Saúde

20 de Maio de 2020 - 15:05

SAMU na pandemia: Os riscos que os profissionais enfrentam enquanto aguardam chamados

De aventais inadequados a espaços pequenos para o descanso, passando pela falta de chuveiros, samuseiros relatam problemas negligenciados pela Prefeitura de São Paulo na crise sanitária.

Por Cecília Figueiredo, do Sindsep

Profissionais que atuam no Serviço de Atendimento Móvel de Urgência (Samu) na cidade de São Paulo seguem com problemas na qualidade dos equipamentos de proteção individual (EPI) distribuídos pela Prefeitura de São Paulo e nos locais oferecidos ao “descanso”.
 
Num dos vídeos encaminhados ao Sindsep, é possível ver que o avental em material bastante fino não suporta o teste de líquido borrifado, expondo a insegurança na proteção que deveriam ter os trabalhadores no momento do atendimento.
 
 
Nas imagens, enviadas por profissionais de duas bases distintas, é visível a falta de espaço no local de descanso onde ficam até quatro profissionais. O que reforça o risco da contaminação, pela proximidade e desconforto.  
 
Alojamento na zona Norte com um beliche e uma poltrona, para o descanso de quatro profissionais
 
 
“O alojamento é minúsculo. Há um beliche e uma poltrona para acomodar uma equipe com 3, às vezes, até 4 trabalhadores. Têm plantões com funcionários novos, contratados pela SPDM, que tiram plantão como estágio de aprendizagem inicial antes de iniciar as atividades”, relata o trabalhador de Samu na zona Norte, que pede para não ser identificado.
 
O socorrista relata que a situação não é incomum. O que a gestão vem fazendo é colocar poltrona ao invés de outro beliche devido à restrição do espaço. 
 
“Me sinto ofendido com a falta de respeito ao funcionário que está na linha de frente de uma alta demanda de casos de covid-19. Temos direito a um mínimo de conforto para encarar um plantão de 12 ou 24 horas em regime de prontidão. Não é possível descansar em uma poltrona minúscula, ficar próximo de outro funcionário se expondo ao risco de contaminação”, denuncia o trabalhador.
 
Poltrona para economizar espaço no alojamento.
 
 
Uma segunda profissional de outra base na região Norte da cidade reforça a denúncia: "há alojamentos que para entrar um profissional tem que sair dois”, isso quando não são alocados entre caixas e materiais, espaço semelhante a um almoxarifado, como o da foto enviada por trabalhador de unidade na zona Sul. “Aqui não conseguimos tomar um banho após o plantão.
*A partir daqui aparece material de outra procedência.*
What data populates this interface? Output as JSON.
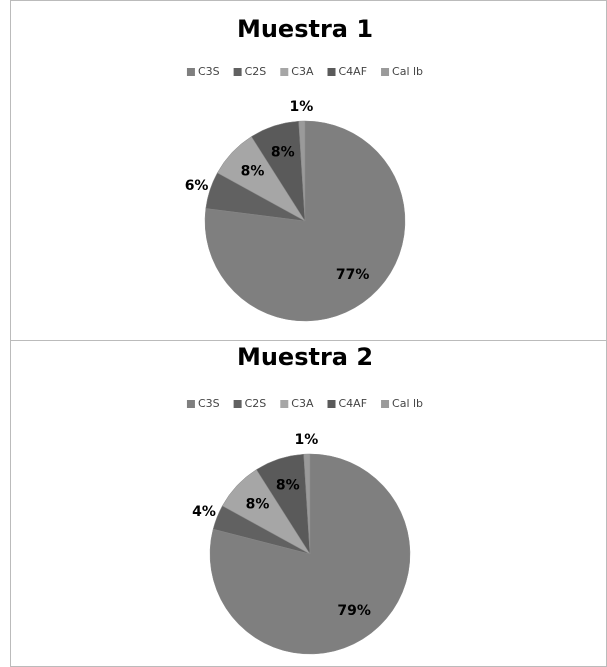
{
  "chart_data": [
    {
      "type": "pie",
      "title": "Muestra 1",
      "categories": [
        "C3S",
        "C2S",
        "C3A",
        "C4AF",
        "Cal lb"
      ],
      "values": [
        77,
        6,
        8,
        8,
        1
      ],
      "value_labels": [
        "77%",
        "6%",
        "8%",
        "8%",
        "1%"
      ],
      "colors": [
        "#7f7f7f",
        "#616161",
        "#a6a6a6",
        "#5a5a5a",
        "#9a9a9a"
      ],
      "legend": "top"
    },
    {
      "type": "pie",
      "title": "Muestra 2",
      "categories": [
        "C3S",
        "C2S",
        "C3A",
        "C4AF",
        "Cal lb"
      ],
      "values": [
        79,
        4,
        8,
        8,
        1
      ],
      "value_labels": [
        "79%",
        "4%",
        "8%",
        "8%",
        "1%"
      ],
      "colors": [
        "#7f7f7f",
        "#616161",
        "#a6a6a6",
        "#5a5a5a",
        "#9a9a9a"
      ],
      "legend": "top"
    }
  ]
}
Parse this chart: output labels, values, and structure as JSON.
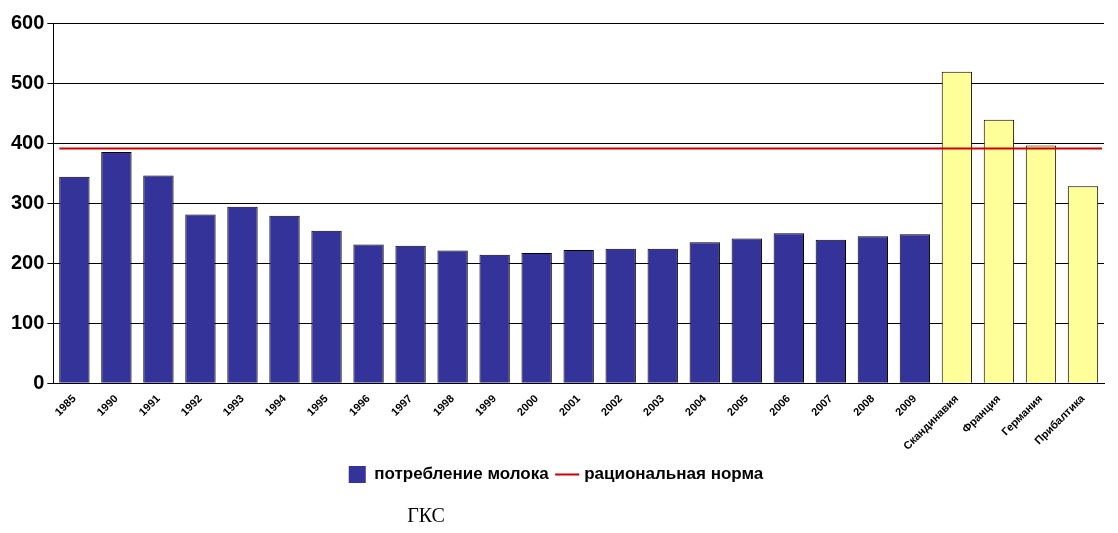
{
  "chart_data": {
    "type": "bar",
    "categories": [
      "1985",
      "1990",
      "1991",
      "1992",
      "1993",
      "1994",
      "1995",
      "1996",
      "1997",
      "1998",
      "1999",
      "2000",
      "2001",
      "2002",
      "2003",
      "2004",
      "2005",
      "2006",
      "2007",
      "2008",
      "2009",
      "Скандинавия",
      "Франция",
      "Германия",
      "Прибалтика"
    ],
    "series": [
      {
        "name": "потребление молока",
        "color": "#333399",
        "colors": [
          "#333399",
          "#333399",
          "#333399",
          "#333399",
          "#333399",
          "#333399",
          "#333399",
          "#333399",
          "#333399",
          "#333399",
          "#333399",
          "#333399",
          "#333399",
          "#333399",
          "#333399",
          "#333399",
          "#333399",
          "#333399",
          "#333399",
          "#333399",
          "#333399",
          "#ffff99",
          "#ffff99",
          "#ffff99",
          "#ffff99"
        ],
        "values": [
          344,
          385,
          346,
          281,
          294,
          279,
          254,
          231,
          229,
          221,
          214,
          217,
          222,
          224,
          224,
          235,
          241,
          250,
          239,
          245,
          248,
          519,
          439,
          396,
          328
        ]
      }
    ],
    "ylim": [
      0,
      600
    ],
    "yticks": [
      0,
      100,
      200,
      300,
      400,
      500,
      600
    ],
    "grid": "y",
    "legend": "bottom",
    "ref_lines": [
      {
        "axis": "y",
        "value": 391,
        "label": "рациональная норма",
        "color": "#cc0000"
      }
    ],
    "annotations": [
      "ГКС"
    ]
  }
}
Não tem chuveiro em nosso banheiro”, acrescenta.
 
 
Entre caixas, prateleiras e equipamentos fica o alojamento para samuseiros na região Sul.
 
Já na base da zona Leste, os trabalhadores mostram que as incorreções devem ser reclamadas. Foi assim que os profissionais obtiveram o avental recomendado pela Agência Nacional de Vigilância em Saúde (Anvisa) e pelo Conselho Federal de Enfermagem (Cofen) poucas horas depois do Sindsep ter recebido a denúncia dos trabalhadores da unidade. “Aqui na minha base é muito difícil faltar materiais de higienização e equipamentos de proteção individual porque sabem que denuncio ao sindicato. Hoje que vieram com esse ‘vai que cola’ [referindo-se ao avental de TNT], mas três horas depois já avisaram que o avental apropriado estava disponível”, relata um terceiro socorrista.
 
"É um absurdo manter trabalhadores em locais sem condições de descompressão, pior ainda é o fato de que a maioria destes alojamentos se encontram dentro de AMAs, UBSs e UPAs, o que gera um enorme risco de contaminação cruzada entre os trabalhadores do SAMU e os pacientes destas unidades, sobretudo perante à falta de equipamentos de proteção individual adequados e à exposição destes trabalhadores ao Covid-19", afirma Lourdes Estevão, secretária dos Trabalhadores da Saúde do Sindsep.